14 | Pesan Terselubung

11 3 0
                                    

Bismillahirrahmanirrahim
Happy reading 🤗

✨✨✨

Suasana kamar cukup hening, karena saat ini penghuninya sedang tenggelam dalam bacaan Al-Quran. Safana yang sejak tadi siang heboh membicarakan Gus Abhi juga serius mengulang bacaannya. Belum, dia belum memulai hafalan. Sama sepertiku, makhorijul hurufnya masih belum benar. Selain itu, kami juga harus mendalami ilmu tajwid.

Aku bolak-balik bergantian antara membaca Al-Quran dan buku tajwid. Mengulang pelafalan huruf tsa', ternyata tidak sesimpel yang kukira. Aku sering meminta bantuan Gendis untuk mengucapkan huruf hijaiyah yang satu ini.

"Tsa," ucapnya dengan mudah saja mempraktekkan.

"Sa."

Aku meniru bentuk bibirnya, tetapi dia menggeleng. Lidah menempel gigi, tak kurang dari sepuluh kali dia mengulangi perkataan itu.

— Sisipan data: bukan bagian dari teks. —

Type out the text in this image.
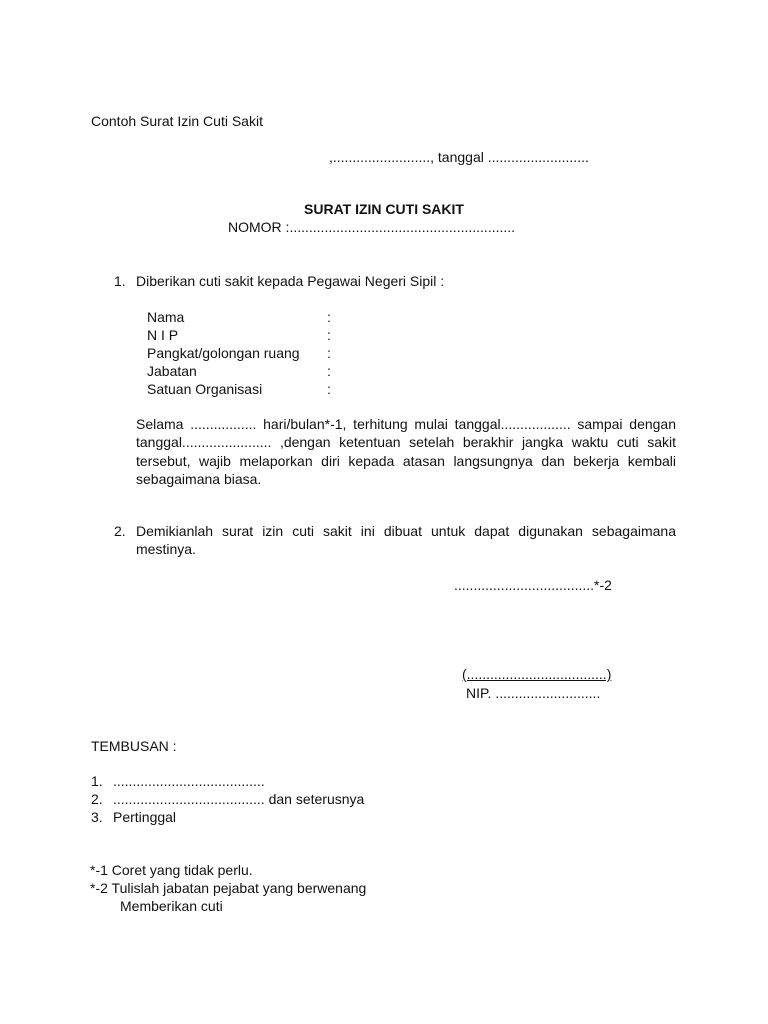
Contoh Surat Izin Cuti Sakit
,........................., tanggal ..........................
SURAT IZIN CUTI SAKIT
NOMOR :..........................................................
1. Diberikan cuti sakit kepada Pegawai Negeri Sipil :
Nama	:
N I P	:
Pangkat/golongan ruang :
Jabatan	:
Satuan Organisasi	:
Selama ................. hari/bulan*-1, terhitung mulai tanggal.................. sampai dengan tanggal....................... ,dengan ketentuan setelah berakhir jangka waktu cuti sakit tersebut, wajib melaporkan diri kepada atasan langsungnya dan bekerja kembali sebagaimana biasa.
2. Demikianlah surat izin cuti sakit ini dibuat untuk dapat digunakan sebagaimana mestinya.
....................................*-2
(....................................)
NIP. ...........................
TEMBUSAN :
1. .......................................
2. ....................................... dan seterusnya
3. Pertinggal
*-1 Coret yang tidak perlu.
*-2 Tulislah jabatan pejabat yang berwenang
Memberikan cuti
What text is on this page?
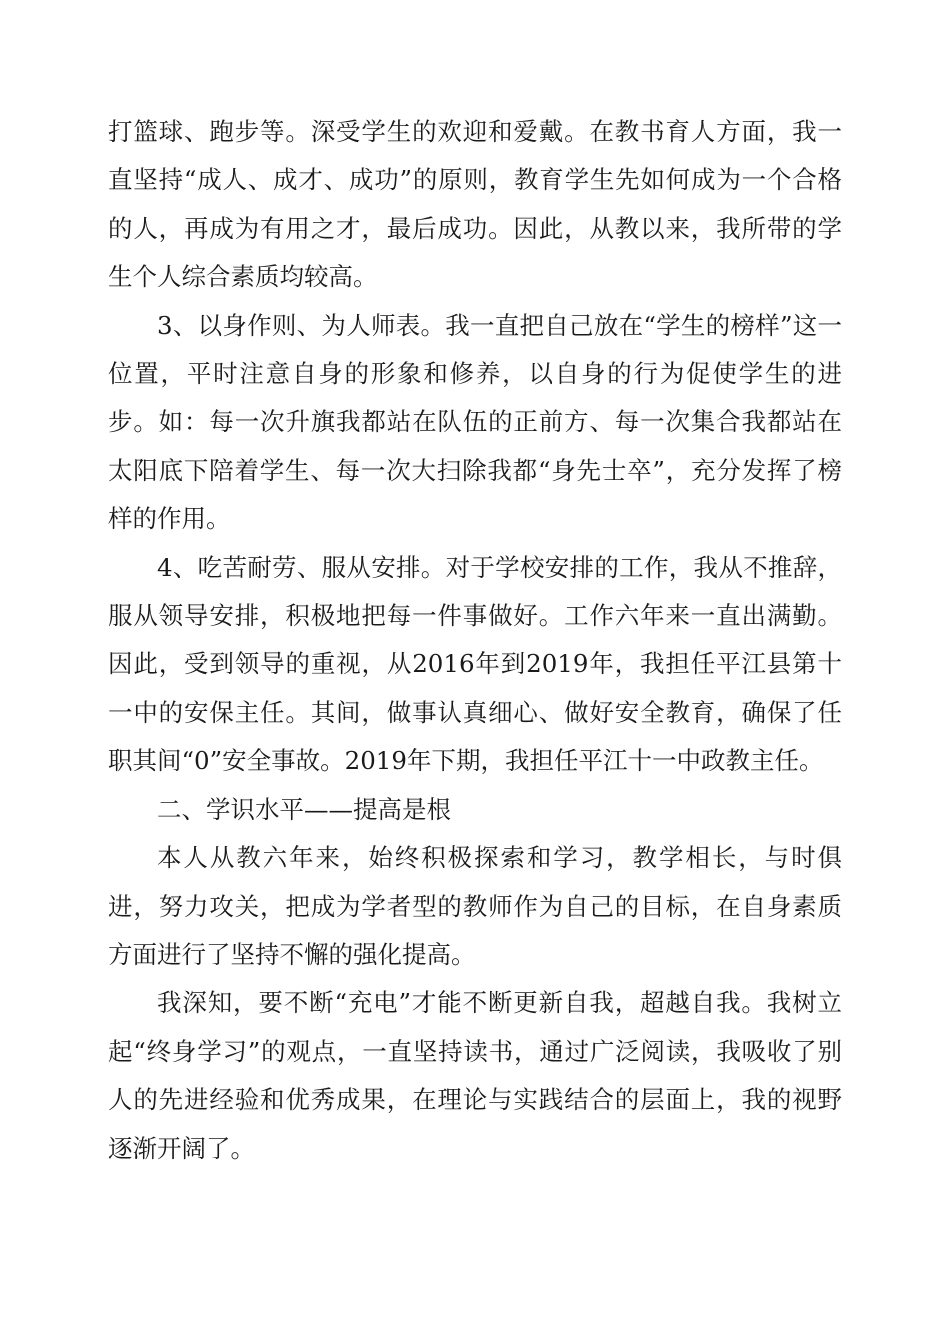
打篮球、跑步等。深受学生的欢迎和爱戴。在教书育人方面，我一直坚持“成人、成才、成功”的原则，教育学生先如何成为一个合格的人，再成为有用之才，最后成功。因此，从教以来，我所带的学生个人综合素质均较高。

3、以身作则、为人师表。我一直把自己放在“学生的榜样”这一位置，平时注意自身的形象和修养，以自身的行为促使学生的进步。如：每一次升旗我都站在队伍的正前方、每一次集合我都站在太阳底下陪着学生、每一次大扫除我都“身先士卒”，充分发挥了榜样的作用。

4、吃苦耐劳、服从安排。对于学校安排的工作，我从不推辞，服从领导安排，积极地把每一件事做好。工作六年来一直出满勤。因此，受到领导的重视，从2016年到2019年，我担任平江县第十一中的安保主任。其间，做事认真细心、做好安全教育，确保了任职其间“0”安全事故。2019年下期，我担任平江十一中政教主任。

二、学识水平——提高是根

本人从教六年来，始终积极探索和学习，教学相长，与时俱进，努力攻关，把成为学者型的教师作为自己的目标，在自身素质方面进行了坚持不懈的强化提高。

我深知，要不断“充电”才能不断更新自我，超越自我。我树立起“终身学习”的观点，一直坚持读书，通过广泛阅读，我吸收了别人的先进经验和优秀成果，在理论与实践结合的层面上，我的视野逐渐开阔了。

"Tsa," setelah mengulangi sebanyak dua puluh kali, akhirnya dia mengangguk benar.

Tentu ada alasan mengapa kami begitu serius belajar membaca Al-Quran, nanti malam ba'da maghrib merupakan jadwal setoran. Santri baru seperti kami harus memperbaiki bacaan Al-Quran terlebih dahulu, mulai dari makhrijul huruf, tajwid, dan banyak lagi. Sudah hampir dua minggu di sini, aku belum tuntas dalam melafalkan huruf hijaiyah. Padahal yang kuyakini, aku telah mempelajari ini sebelum masuk taman kanak-kanak.

"Susah bener, ya."

Mendengarku bergumam seperti itu, Gendis menoleh. Dia yang awalnya duduk di dekat Safana, kini bergeser ke arahku.

"Kalau gampang, kita nggak akan dikirim ke sini." Ujarnya pelan, "Bismillah, insya Allah bisa!"

Gadis itu menatapku dengan rona keyakinan, tangan kanannya mengepal layaknya orang berseru "Merdeka!". Aku mengangguk, tampaknya dia sedang menyalurkan sugesti positif kepadaku. Keraguan yang sempat terbesit tadi berangsur menghilang.

✨✨✨

Usai sholat maghrib kami telah berkumpul di masjid, membentuk kelompok-kelompok kecil yang terdiri dari 5 orang. Masing-masing kelompok ditemani oleh satu ustadzah, kepada beliau kami harus menyetorkan bacaan.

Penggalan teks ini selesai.